Long period comets have orbital periods greater than 200 years, and as great as tens of thousands of years. Their orbits are highly eccentric, and randomly oriented. Their aphelion's are in the vicinity of the scattered disk or Oort Cloud, and the disturbance that sent them into the inner solar system may be due to collisions, passages of other suns, or even the pull of the Milky Way. It is not thought that these bodies originated in deep interstellar space, but rather they were formed in the outer solar system along with the giant planets, and their orbits were scattered into the scattered disk or Oort Cloud by passages near those planets.

Single-apparition comets are somewhat mis-named, as they are equivalent to long period comets but with extremely long periods, hundreds of thousands to millions of years. These are still thought to be members of the solar system, captives of the Sun's gravity. While passing through the inner Solar System their orbits may appear to be parabolic or even slightly hyperbolic, but they sill still have aphelia in the Oort Cloud.

Historically, comets were distinct from asteroids by the presence of a coma (meaning hair) or tail, while asteroids (meaning starlike) were points. We now know that the fuzzy appearance and the tails are due to outgassing, as the Sun's warmth vaporizes water and other ices, which in turn carry dust and larger particles away from the comet's nucleus. This forms a huge cloud (still nearly a vacuum) around the core of the comet, giving it a fuzzy appearance. Interaction with the solar wind blows the dust and gasses into one or more tails.

Comets may have multiple tails. The gas tail is illuminated by photo-ionization, and points directly away from the Sun (blown by the solar wind).

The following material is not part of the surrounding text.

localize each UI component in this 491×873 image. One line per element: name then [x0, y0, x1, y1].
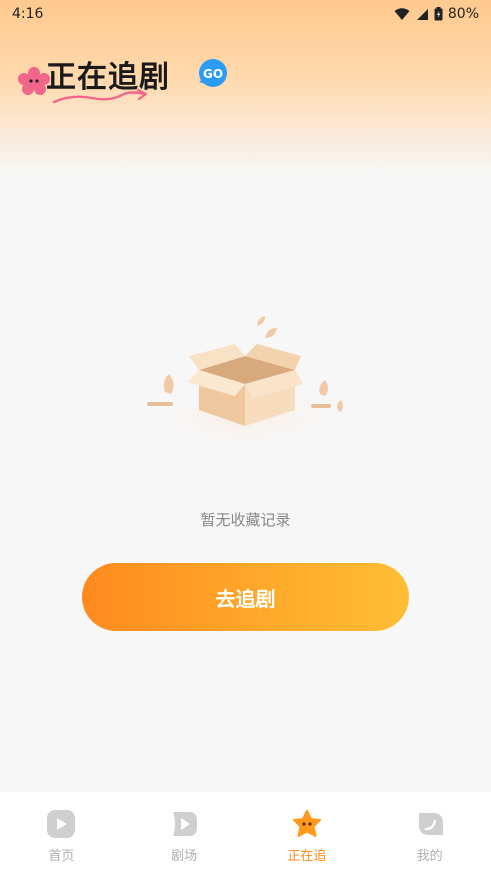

The dust tail consists of more massive particles (even if still minute) which tend to follow the comet's orbit around the sun as modified by the jets of their birth and the pressure of the solar wind, magnetic forces, thermal and photonic effects, and of other jets. There can be multiple dust tails, each formed by different outgassing jets from the comet's nucleus, or due to different particle masses (fine dust, for example, is more strongly affected by the solar wind than are sand-size grains). Tails frequently change appearance as the nucleus rotates, exposing different parts of its surface to the heat of the Sun, and as individual jets are born and die.

The meteor showers that repeat every year are due to the Earth's orbit passing through the orbital path of a comet (possibly extinct). How close the Earth passes to the center of the orbit, and how close to the path of the comet itself, affects the strength of the shower.

While the defining constituent of a comet may be ice (and primarily water ice), they are far from pure, and will generally contain materials from many areas of the original solar nebula, including refractory minerals formed near the Sun, probably chondrules, and certainly presolar grains. When they are not actively outgassing, comets are extremely dark, more so than charcoal. It seems likely that the outer crust of most comets consists of a crust of dust and dark organic matter, left over as the ices sublimated, a crust which grows thicker with every passage by the Sun until the comet ceases to vaporize and goes extinct.